As a non-practicing lawyer, Dayton trains others in his field on how to use social media to grow both their own businesses and the companies they work for. In his experience, most law schools are very behind in teaching digital marketing, but he expects that within the next two to three years the majority of them will finally add a social media component to the curriculum.
“As legal departments, their job is always to protect the company and make sure nobody does anything that’s going to harm or hurt the value of the business,” Dayton says. “But they really have a greater responsibility when it comes to social media. And while they’re always going to have the job to protect, they also need to empower their marketing department to use these things the right way.”
Dayton reiterates the learnings we’ve gleaned from dealing firsthand with the in-house councils of brands in industries from automotive to alcohol to pharma and more. It’s essential that brand marketers learn to work with the in-house legal council, and the best way to do that is by establishing a clear social media policy. Additionally, getting to know the people within the legal department, understanding their fears and addressing such fears from the get-go (rather than during final rounds of creative) are key.
Can’t We All Just Get Along?
It boils down to the need for collaboration between marketers and lawyers. There is no benefit to either party in a silo or adversarial approach. As legal departments become increasingly involved in social media campaigns (and maybe even sign up for personal accounts), it will become easier for brands to navigate this space agilely without the fear of stepping on a landmine.

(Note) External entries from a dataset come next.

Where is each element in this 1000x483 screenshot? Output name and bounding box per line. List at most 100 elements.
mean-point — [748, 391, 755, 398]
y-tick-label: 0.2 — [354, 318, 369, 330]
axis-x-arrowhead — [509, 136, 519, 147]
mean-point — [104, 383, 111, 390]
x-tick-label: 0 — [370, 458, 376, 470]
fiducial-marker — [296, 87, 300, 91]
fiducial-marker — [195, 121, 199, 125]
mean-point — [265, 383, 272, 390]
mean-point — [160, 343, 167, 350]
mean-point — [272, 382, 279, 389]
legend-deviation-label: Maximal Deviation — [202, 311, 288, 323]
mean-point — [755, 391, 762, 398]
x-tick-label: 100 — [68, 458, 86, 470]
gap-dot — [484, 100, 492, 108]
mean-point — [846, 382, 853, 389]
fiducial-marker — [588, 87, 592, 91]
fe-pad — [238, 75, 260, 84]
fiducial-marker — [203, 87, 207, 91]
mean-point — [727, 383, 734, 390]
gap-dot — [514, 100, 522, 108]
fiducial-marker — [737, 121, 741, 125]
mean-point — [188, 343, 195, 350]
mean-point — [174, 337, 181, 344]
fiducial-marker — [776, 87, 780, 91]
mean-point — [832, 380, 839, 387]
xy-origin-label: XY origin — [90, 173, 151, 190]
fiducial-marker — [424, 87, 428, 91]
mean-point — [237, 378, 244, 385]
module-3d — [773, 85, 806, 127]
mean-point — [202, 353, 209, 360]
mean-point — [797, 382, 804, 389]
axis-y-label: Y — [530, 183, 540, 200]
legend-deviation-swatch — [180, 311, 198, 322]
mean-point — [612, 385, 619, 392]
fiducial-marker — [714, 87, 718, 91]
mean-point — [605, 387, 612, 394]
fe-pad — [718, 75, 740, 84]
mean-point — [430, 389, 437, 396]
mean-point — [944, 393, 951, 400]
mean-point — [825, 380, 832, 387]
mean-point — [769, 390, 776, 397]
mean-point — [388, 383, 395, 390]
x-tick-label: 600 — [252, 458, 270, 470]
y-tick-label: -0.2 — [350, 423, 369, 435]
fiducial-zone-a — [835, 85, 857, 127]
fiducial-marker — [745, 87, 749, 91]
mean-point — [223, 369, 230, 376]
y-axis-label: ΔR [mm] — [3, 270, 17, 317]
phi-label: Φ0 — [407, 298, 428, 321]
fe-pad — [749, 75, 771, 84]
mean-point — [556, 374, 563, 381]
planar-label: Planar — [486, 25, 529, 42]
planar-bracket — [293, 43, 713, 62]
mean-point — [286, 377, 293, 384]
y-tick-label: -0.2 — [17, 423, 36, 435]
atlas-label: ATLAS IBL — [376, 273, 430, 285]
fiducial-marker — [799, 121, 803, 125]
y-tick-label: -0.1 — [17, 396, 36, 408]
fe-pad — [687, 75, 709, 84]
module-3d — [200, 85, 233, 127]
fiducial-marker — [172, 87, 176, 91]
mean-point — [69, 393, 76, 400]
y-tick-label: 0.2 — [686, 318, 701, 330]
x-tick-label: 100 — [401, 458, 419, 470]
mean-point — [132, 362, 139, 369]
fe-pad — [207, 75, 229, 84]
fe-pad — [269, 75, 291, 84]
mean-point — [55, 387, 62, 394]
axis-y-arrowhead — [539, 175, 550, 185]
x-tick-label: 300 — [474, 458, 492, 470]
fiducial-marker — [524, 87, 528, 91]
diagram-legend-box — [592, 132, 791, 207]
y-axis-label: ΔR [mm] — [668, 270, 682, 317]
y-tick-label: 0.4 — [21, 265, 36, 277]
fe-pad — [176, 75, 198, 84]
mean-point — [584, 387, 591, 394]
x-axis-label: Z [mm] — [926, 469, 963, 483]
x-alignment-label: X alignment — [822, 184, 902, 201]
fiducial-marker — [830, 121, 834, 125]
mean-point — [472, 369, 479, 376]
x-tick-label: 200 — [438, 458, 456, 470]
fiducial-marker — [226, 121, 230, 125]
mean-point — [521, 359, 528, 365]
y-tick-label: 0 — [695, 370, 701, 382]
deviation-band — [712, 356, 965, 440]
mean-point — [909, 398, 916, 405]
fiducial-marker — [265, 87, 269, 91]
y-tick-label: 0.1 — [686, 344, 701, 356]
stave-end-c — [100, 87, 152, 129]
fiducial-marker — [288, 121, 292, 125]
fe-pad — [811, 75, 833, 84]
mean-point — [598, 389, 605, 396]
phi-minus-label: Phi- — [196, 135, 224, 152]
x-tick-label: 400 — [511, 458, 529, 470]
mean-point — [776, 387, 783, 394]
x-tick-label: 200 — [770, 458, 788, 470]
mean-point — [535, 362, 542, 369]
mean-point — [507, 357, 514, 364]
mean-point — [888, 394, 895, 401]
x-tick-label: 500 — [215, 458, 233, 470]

When Chrysler came to Story Worldwide wanting to create a syndicated publishing model to captivate loyalists and newcomers alike, we were highly regulated as we developed brand blogs as well as the Dodge and Ram brands’ first forays into social media. However, quickly building trust gave us more freedom in our response work, and we created a hub where it was possible to cover relevant news in real time. In 2010, when Ram was named “Truck of the Year,” we gave online journalists access to the unfolding details and let them tweet questions. This real-time interaction between the brand and audience was only possible by developing a crisis-management system where inflammatory responses could be handled quickly via preapproved responses or forwarded to the proper client contacts if necessary.
With other brands we’ve shown that by leveraging preapproved responses for premeditated questions to increase response times on Facebook, we’ve been able to increase the amount of activity on the brand page fore more fluid conversations and lasting relationships. Some of our clients’ legal departments are already overbooked due to the volume of paid and owned content they must review—there’s just so much they can’t keep up. That’s why it’s vital to gain the trust of the brand manager and the legal staff for more flexibility to interact on behalf of the brand. Ideally, your social media manager will know the client’s product info and legal concerns so stone-cold that you create and phrase things in a way that legal doesn’t need to review the fast-paced social content.
Usually, it’s essential to get the legal department involved early on; leaving legal review until the final rounds of creative is recipe for disaster. In rare (and beloved) cases, social media managers are lucky enough to have a trusting client that agrees with creative without requiring legal approval beforehand. But more often than not, it’s possible to participate in this digital space only after you’ve earned a brand’s trust.